Students who do not qualify for the fast-track path use the regular adaptive path.
In the standard path:
- Each band starts with 8 questions.
- If the result is unclear, the app adds 4 more questions from the same band.
- If the result is strong, the student moves up.
- If the result is weak, the climb stops.
- The app can finish early when it has enough evidence.
- The app does not start a band if there is not enough question budget left to complete it properly.
This path gives students more chances within each band before the app makes a placement decision.
The assessment has a maximum of 60 questions.
The cap helps keep the check practical for classroom use. It also prevents struggling students from being pushed through too many questions after the app already has enough evidence for placement.
Before starting a new band, the app checks whether there is enough question budget left to complete that band in a meaningful way. This prevents the app from starting a section it cannot properly finish.

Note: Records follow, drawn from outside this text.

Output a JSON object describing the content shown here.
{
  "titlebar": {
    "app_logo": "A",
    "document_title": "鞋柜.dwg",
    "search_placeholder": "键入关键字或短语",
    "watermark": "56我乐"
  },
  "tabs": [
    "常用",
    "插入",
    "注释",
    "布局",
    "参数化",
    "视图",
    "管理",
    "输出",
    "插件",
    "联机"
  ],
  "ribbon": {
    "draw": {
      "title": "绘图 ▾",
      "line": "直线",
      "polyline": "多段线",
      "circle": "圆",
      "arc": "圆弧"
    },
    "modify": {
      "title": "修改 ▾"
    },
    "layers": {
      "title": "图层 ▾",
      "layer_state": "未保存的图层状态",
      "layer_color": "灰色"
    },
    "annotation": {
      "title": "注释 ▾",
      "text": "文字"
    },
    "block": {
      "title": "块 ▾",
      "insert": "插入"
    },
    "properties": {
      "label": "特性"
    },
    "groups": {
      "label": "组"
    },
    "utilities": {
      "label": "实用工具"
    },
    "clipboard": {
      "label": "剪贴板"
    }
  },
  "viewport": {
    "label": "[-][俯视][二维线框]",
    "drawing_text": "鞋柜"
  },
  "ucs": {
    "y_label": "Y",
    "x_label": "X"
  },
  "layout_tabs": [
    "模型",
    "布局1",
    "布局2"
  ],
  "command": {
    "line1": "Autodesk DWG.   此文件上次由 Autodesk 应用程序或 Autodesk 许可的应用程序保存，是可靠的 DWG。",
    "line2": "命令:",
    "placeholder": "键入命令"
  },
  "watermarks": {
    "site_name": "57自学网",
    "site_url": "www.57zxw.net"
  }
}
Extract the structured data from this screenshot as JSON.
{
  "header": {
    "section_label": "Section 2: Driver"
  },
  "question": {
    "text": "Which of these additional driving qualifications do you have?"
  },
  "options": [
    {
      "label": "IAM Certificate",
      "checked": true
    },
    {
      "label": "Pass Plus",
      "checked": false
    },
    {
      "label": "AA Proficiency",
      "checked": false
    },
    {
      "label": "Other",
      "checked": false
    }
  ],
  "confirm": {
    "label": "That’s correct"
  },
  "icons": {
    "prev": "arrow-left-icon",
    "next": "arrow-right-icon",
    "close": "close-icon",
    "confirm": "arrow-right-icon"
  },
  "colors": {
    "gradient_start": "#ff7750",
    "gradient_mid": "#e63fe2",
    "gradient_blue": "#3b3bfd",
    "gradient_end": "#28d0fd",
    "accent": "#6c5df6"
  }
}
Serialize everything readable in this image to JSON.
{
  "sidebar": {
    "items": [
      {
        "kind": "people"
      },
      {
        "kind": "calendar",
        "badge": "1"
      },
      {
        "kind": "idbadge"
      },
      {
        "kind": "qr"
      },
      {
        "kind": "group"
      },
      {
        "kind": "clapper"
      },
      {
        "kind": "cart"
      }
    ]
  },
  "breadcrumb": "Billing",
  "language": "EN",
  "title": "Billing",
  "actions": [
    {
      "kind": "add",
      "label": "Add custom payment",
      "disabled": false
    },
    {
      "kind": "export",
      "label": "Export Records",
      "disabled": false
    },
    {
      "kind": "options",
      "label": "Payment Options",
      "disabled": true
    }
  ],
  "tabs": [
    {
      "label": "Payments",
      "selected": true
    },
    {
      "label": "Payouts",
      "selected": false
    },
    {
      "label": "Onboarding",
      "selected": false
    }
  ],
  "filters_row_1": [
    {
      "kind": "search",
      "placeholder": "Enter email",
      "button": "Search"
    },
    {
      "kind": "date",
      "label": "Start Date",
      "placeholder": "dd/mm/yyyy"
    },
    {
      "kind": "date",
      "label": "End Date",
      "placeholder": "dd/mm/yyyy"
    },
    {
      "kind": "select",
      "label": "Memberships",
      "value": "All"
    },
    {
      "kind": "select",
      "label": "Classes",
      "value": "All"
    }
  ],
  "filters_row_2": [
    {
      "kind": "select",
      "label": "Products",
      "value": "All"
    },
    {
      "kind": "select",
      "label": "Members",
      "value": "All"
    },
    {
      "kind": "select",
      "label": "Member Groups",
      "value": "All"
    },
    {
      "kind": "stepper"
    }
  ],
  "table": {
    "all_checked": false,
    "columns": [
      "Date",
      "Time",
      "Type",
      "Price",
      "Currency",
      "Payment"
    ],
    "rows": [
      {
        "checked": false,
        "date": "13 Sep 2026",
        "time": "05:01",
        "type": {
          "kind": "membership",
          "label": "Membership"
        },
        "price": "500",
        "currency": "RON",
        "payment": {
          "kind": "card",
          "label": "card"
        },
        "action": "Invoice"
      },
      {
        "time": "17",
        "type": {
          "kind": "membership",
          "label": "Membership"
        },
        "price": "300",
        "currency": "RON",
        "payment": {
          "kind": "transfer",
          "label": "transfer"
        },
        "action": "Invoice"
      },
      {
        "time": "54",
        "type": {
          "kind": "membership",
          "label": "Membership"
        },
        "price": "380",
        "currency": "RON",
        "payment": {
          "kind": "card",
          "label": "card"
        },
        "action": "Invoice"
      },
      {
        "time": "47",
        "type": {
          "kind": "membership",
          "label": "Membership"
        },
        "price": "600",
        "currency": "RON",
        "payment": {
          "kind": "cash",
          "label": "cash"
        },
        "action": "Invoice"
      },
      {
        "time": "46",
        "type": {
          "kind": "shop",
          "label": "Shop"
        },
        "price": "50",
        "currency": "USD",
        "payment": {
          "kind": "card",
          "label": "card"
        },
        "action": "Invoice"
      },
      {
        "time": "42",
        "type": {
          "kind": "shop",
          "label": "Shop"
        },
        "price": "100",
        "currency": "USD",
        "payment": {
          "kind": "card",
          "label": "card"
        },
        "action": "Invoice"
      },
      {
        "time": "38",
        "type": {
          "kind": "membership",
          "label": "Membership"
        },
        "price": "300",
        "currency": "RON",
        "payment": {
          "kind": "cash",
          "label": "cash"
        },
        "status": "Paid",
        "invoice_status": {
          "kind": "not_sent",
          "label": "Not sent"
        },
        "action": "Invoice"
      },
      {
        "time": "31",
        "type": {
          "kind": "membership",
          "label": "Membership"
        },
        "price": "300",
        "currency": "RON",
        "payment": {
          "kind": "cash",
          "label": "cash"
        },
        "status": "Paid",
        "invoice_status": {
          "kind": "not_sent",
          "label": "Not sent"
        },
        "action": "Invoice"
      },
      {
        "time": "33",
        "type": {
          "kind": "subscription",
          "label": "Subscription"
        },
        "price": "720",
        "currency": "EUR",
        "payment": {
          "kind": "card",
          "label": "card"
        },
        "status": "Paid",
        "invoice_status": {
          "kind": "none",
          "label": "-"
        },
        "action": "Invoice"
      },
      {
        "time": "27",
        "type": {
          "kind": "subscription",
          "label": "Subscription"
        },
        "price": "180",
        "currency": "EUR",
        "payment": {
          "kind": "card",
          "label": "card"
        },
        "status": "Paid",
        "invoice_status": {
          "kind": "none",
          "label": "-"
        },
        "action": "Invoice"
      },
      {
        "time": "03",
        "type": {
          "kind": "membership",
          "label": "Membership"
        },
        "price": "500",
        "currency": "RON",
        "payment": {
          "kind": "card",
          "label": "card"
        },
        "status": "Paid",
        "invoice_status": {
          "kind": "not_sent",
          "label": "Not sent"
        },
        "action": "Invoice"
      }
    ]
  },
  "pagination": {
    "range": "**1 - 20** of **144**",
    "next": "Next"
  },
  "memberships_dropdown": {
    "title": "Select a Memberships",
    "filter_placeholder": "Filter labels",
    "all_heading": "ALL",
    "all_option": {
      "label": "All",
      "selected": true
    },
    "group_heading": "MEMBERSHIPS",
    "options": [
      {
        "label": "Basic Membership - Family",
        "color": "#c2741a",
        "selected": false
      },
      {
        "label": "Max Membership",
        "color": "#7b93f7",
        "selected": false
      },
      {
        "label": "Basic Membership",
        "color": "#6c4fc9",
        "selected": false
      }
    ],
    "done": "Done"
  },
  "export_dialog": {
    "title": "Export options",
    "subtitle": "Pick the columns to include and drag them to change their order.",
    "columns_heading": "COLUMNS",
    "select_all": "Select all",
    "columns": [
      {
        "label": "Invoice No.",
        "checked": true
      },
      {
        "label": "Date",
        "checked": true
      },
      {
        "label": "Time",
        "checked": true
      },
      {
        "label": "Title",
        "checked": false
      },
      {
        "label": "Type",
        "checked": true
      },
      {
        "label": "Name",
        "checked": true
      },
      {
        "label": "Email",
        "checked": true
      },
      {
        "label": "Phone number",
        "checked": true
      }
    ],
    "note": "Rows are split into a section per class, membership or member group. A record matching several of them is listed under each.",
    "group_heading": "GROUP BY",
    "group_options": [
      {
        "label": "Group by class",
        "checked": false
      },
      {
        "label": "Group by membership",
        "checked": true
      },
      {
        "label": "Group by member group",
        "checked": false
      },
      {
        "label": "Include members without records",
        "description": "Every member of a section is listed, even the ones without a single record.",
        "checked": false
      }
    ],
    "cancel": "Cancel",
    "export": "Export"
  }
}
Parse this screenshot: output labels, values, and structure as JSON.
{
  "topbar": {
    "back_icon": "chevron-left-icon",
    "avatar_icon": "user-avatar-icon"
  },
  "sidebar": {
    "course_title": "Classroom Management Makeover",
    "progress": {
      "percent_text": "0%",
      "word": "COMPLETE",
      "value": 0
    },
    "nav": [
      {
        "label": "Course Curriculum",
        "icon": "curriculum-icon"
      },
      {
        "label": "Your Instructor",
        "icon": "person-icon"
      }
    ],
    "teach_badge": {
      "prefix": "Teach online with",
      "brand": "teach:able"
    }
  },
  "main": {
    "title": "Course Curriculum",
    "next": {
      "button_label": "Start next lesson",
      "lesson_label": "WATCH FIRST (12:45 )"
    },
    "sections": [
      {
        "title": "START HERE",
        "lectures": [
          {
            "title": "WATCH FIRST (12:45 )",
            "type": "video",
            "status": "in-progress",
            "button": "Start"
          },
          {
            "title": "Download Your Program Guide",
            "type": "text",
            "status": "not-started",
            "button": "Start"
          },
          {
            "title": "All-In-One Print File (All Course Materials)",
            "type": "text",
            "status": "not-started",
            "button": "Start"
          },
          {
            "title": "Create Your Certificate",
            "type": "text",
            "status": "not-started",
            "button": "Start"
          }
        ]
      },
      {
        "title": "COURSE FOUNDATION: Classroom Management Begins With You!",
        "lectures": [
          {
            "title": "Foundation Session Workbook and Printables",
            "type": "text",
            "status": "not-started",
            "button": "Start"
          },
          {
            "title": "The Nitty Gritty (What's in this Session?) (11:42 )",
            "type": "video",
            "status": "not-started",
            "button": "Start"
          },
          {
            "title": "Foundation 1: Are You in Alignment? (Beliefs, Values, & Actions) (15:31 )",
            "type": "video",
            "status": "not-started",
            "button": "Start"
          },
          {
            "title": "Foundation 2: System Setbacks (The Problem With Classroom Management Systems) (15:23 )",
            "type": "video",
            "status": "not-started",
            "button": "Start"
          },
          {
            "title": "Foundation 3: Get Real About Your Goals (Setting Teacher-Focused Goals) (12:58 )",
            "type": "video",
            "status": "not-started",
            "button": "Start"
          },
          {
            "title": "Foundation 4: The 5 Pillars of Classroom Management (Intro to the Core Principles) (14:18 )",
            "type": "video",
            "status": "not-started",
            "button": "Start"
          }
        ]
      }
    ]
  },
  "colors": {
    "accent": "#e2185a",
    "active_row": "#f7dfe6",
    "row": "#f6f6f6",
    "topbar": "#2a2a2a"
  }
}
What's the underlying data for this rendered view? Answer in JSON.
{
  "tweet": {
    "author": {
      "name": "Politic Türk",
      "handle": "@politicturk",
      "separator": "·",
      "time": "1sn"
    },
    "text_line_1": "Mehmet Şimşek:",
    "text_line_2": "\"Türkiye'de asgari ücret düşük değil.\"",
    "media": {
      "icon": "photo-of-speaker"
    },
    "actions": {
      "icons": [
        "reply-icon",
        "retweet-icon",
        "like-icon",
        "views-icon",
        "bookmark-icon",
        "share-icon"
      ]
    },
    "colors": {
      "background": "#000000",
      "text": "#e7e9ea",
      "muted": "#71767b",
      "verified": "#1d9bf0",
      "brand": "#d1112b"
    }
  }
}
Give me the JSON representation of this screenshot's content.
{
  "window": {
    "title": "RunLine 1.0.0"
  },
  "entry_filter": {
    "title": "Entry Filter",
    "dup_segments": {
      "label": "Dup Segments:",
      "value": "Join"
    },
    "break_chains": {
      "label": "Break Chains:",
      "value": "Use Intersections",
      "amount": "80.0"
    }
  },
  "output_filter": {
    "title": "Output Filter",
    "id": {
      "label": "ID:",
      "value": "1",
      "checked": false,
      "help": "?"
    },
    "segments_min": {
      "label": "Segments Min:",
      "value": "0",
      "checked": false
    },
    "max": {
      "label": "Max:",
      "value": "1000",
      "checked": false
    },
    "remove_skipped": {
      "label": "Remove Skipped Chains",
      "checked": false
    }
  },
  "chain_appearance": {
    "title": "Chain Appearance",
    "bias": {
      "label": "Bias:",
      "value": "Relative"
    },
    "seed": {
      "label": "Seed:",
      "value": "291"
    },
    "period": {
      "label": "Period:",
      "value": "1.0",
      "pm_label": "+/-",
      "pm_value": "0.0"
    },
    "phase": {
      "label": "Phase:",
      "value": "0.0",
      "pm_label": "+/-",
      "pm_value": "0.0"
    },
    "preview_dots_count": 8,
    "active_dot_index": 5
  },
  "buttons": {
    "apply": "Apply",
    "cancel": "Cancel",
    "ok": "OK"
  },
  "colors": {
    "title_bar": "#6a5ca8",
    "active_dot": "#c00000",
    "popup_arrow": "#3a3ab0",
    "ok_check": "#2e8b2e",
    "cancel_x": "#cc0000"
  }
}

The final result is based on the highest band where the app has enough evidence that the student is accurate and fluent.
The result should be read as a placement recommendation, not a permanent label. A student may still know some facts above the placement level, and a teacher may adjust placement using classroom knowledge.
The result is intended to answer this question:
"What is the highest multiplication fact level where this student has shown enough accuracy and fluency to begin practice confidently?"
The app uses a local attempt lock. A student cannot casually complete the same check again with the same name and code on the same device and browser.
This is a classroom barrier, not a secure online login. A different browser, cleared storage, or another device can bypass it.
The teacher area is hidden behind the passphrase. It can be used to:
- Set the assessment name
- Set a class code
- Generate a class code
- Review saved results on the device
- Clear saved results and local attempt locks
The result after a student finishes does not require the teacher passphrase.
- The teacher opens Teacher Tools and confirms the assessment name and code.
- Students enter their name and the teacher code.
- Students complete the check independently.
- The result screen appears automatically.
- The teacher records the visible result from the screen.
- The student waits for the next instruction.